An analysis of what happens at the point where the rate of LM loss decrease slows down. It suggests that this is the point where gradients for individual samples start to oppose each other, making it impossible to reduce the loss for all samples simultaneously.

#scaling-law #optimization

Corrector Sampling in Language Models

(Itai Gat, Neta Shaul, Uriel Singer, Yaron Lipman)

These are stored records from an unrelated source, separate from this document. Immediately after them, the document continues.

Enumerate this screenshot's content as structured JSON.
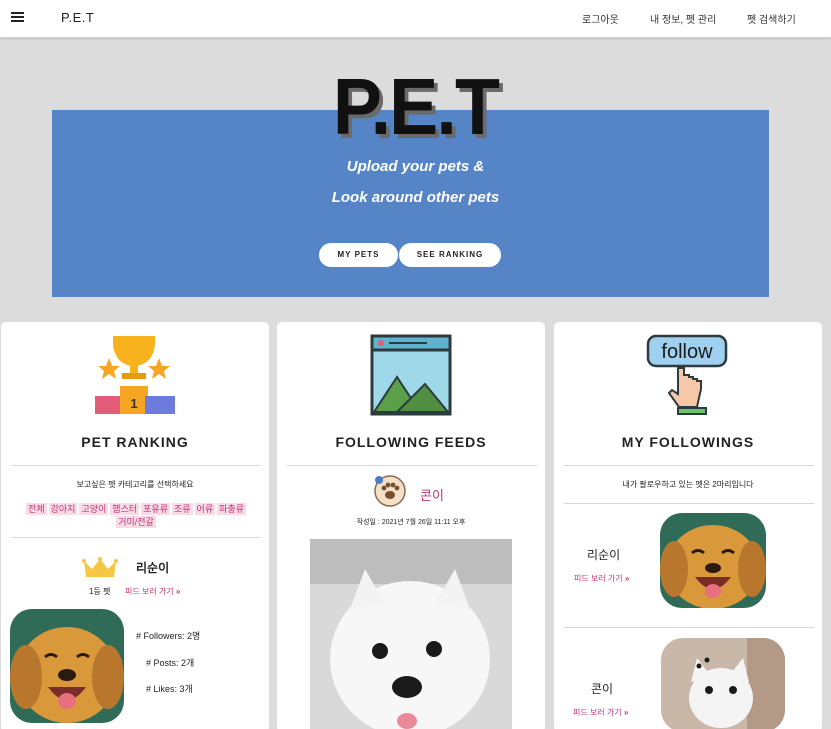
{
  "nav": {
    "brand": "P.E.T",
    "logout": "로그아웃",
    "my_info": "내 정보, 펫 관리",
    "pet_search": "펫 검색하기"
  },
  "hero": {
    "title": "P.E.T",
    "subtitle_line1": "Upload your pets &",
    "subtitle_line2": "Look around other pets",
    "btn_my_pets": "MY PETS",
    "btn_see_ranking": "SEE RANKING"
  },
  "ranking": {
    "title": "PET RANKING",
    "instruction": "보고싶은 펫 카테고리를 선택하세요",
    "categories": [
      "전체",
      "강아지",
      "고양이",
      "햄스터",
      "포유류",
      "조류",
      "어류",
      "파충류",
      "거미/전갈"
    ],
    "top_pet_name": "리순이",
    "rank_label": "1등 펫",
    "feed_link": "피드 보러 가기",
    "followers": "# Followers: 2명",
    "posts": "# Posts: 2개",
    "likes": "# Likes: 3개"
  },
  "feeds": {
    "title": "FOLLOWING FEEDS",
    "author": "콘이",
    "date": "작성일 : 2021년 7월 26일 11:11 오후"
  },
  "followings": {
    "title": "MY FOLLOWINGS",
    "info": "내가 팔로우하고 있는 펫은 2마리입니다",
    "items": [
      {
        "name": "리순이",
        "link": "피드 보러 가기"
      },
      {
        "name": "콘이",
        "link": "피드 보러 가기"
      }
    ],
    "icon_text": "follow"
  },
  "colors": {
    "hero_blue": "#5585c6",
    "accent_pink": "#c2357a",
    "tag_bg": "#f7dbe6"
  }
}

Autoregressive language models accumulate errors due to their fixed, irrevocable left-to-right token generation. To address this, we propose a new sampling method called Resample-Previous-Tokens (RPT). RPT mitigates error accumulation by iteratively revisiting and potentially replacing tokens in a window of previously generated text. This method can be integrated into existing autoregressive models, preserving their next-token-prediction quality and speed. Fine-tuning a pretrained 8B parameter model with RPT for only 100B resulted in ~10% relative improvements on reasoning and coding benchmarks compared to the standard sampling.

이전에 샘플링한 토큰의 에러를 교정하는 학습 Objective. 시퀀스 내의 일정 토큰들의 위치를 옮긴 다음 그 위치에 있었어야할 토큰을 예측하게 하는군요.

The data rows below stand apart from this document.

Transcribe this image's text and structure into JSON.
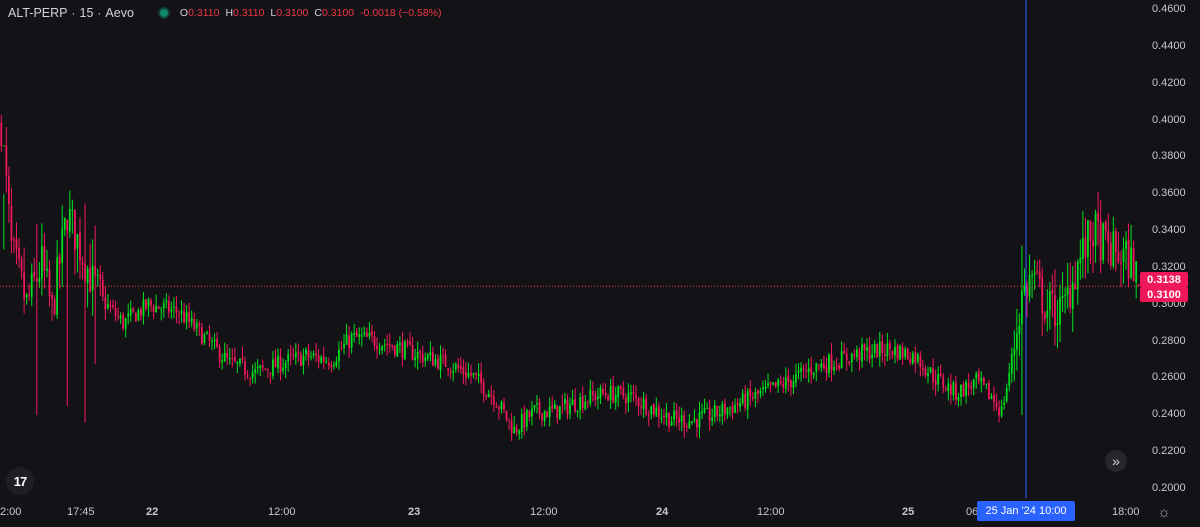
{
  "legend": {
    "symbol": "ALT-PERP",
    "interval": "15",
    "exchange": "Aevo",
    "sep": "·",
    "o_label": "O",
    "o_value": "0.3110",
    "h_label": "H",
    "h_value": "0.3110",
    "l_label": "L",
    "l_value": "0.3100",
    "c_label": "C",
    "c_value": "0.3100",
    "change": "-0.0018 (−0.58%)"
  },
  "colors": {
    "background": "#131317",
    "up": "#00e11e",
    "down": "#f0185a",
    "crosshair": "#2962ff",
    "price_line": "#f23645"
  },
  "price_tags": {
    "upper": "0.3138",
    "lower": "0.3100"
  },
  "crosshair_label": "25 Jan '24   10:00",
  "icons": {
    "logo": "tradingview-logo-icon",
    "scroll": "scroll-to-realtime-icon",
    "settings": "gear-icon"
  },
  "chart_data": {
    "type": "candlestick",
    "symbol": "ALT-PERP",
    "interval": "15",
    "ylim": [
      0.195,
      0.4655
    ],
    "y_ticks": [
      "0.2000",
      "0.2200",
      "0.2400",
      "0.2600",
      "0.2800",
      "0.3000",
      "0.3200",
      "0.3400",
      "0.3600",
      "0.3800",
      "0.4000",
      "0.4200",
      "0.4400",
      "0.4600"
    ],
    "y_tick_values": [
      0.2,
      0.22,
      0.24,
      0.26,
      0.28,
      0.3,
      0.32,
      0.34,
      0.36,
      0.38,
      0.4,
      0.42,
      0.44,
      0.46
    ],
    "x_ticks": [
      "2:00",
      "17:45",
      "22",
      "12:00",
      "23",
      "12:00",
      "24",
      "12:00",
      "25",
      "06",
      "18:00"
    ],
    "current_price": 0.31,
    "last_high_label": 0.3138,
    "crosshair_time": "25 Jan '24 10:00",
    "anchors": [
      [
        0,
        0.398
      ],
      [
        4,
        0.33
      ],
      [
        10,
        0.3
      ],
      [
        16,
        0.322
      ],
      [
        20,
        0.296
      ],
      [
        26,
        0.35
      ],
      [
        30,
        0.335
      ],
      [
        36,
        0.312
      ],
      [
        40,
        0.302
      ],
      [
        48,
        0.29
      ],
      [
        58,
        0.3
      ],
      [
        70,
        0.296
      ],
      [
        80,
        0.282
      ],
      [
        90,
        0.268
      ],
      [
        100,
        0.263
      ],
      [
        110,
        0.268
      ],
      [
        120,
        0.272
      ],
      [
        130,
        0.27
      ],
      [
        138,
        0.282
      ],
      [
        146,
        0.281
      ],
      [
        156,
        0.277
      ],
      [
        166,
        0.272
      ],
      [
        176,
        0.268
      ],
      [
        186,
        0.261
      ],
      [
        194,
        0.25
      ],
      [
        202,
        0.232
      ],
      [
        210,
        0.242
      ],
      [
        218,
        0.242
      ],
      [
        228,
        0.248
      ],
      [
        238,
        0.252
      ],
      [
        248,
        0.25
      ],
      [
        256,
        0.244
      ],
      [
        264,
        0.238
      ],
      [
        272,
        0.237
      ],
      [
        280,
        0.24
      ],
      [
        290,
        0.246
      ],
      [
        300,
        0.252
      ],
      [
        310,
        0.258
      ],
      [
        320,
        0.266
      ],
      [
        330,
        0.27
      ],
      [
        340,
        0.274
      ],
      [
        350,
        0.276
      ],
      [
        360,
        0.272
      ],
      [
        368,
        0.26
      ],
      [
        376,
        0.252
      ],
      [
        384,
        0.258
      ],
      [
        390,
        0.25
      ],
      [
        394,
        0.242
      ],
      [
        398,
        0.27
      ],
      [
        402,
        0.305
      ],
      [
        406,
        0.315
      ],
      [
        412,
        0.298
      ],
      [
        418,
        0.296
      ],
      [
        424,
        0.322
      ],
      [
        430,
        0.34
      ],
      [
        436,
        0.33
      ],
      [
        442,
        0.326
      ],
      [
        446,
        0.322
      ],
      [
        448,
        0.31
      ]
    ]
  }
}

A training objective that corrects errors in previously sampled tokens. It moves the positions of certain tokens within the sequence and then tasks the model with predicting the tokens that should have originally existed in those positions.

#llm #decoding

Prefix Grouper: Efficient GRPO Training through Shared-Prefix Forward

(Zikang Liu, Tongtian Yue, Yepeng Tang, Longteng Guo, Junxian Cai, Qingbin Liu, Xi Chen, Jing Liu)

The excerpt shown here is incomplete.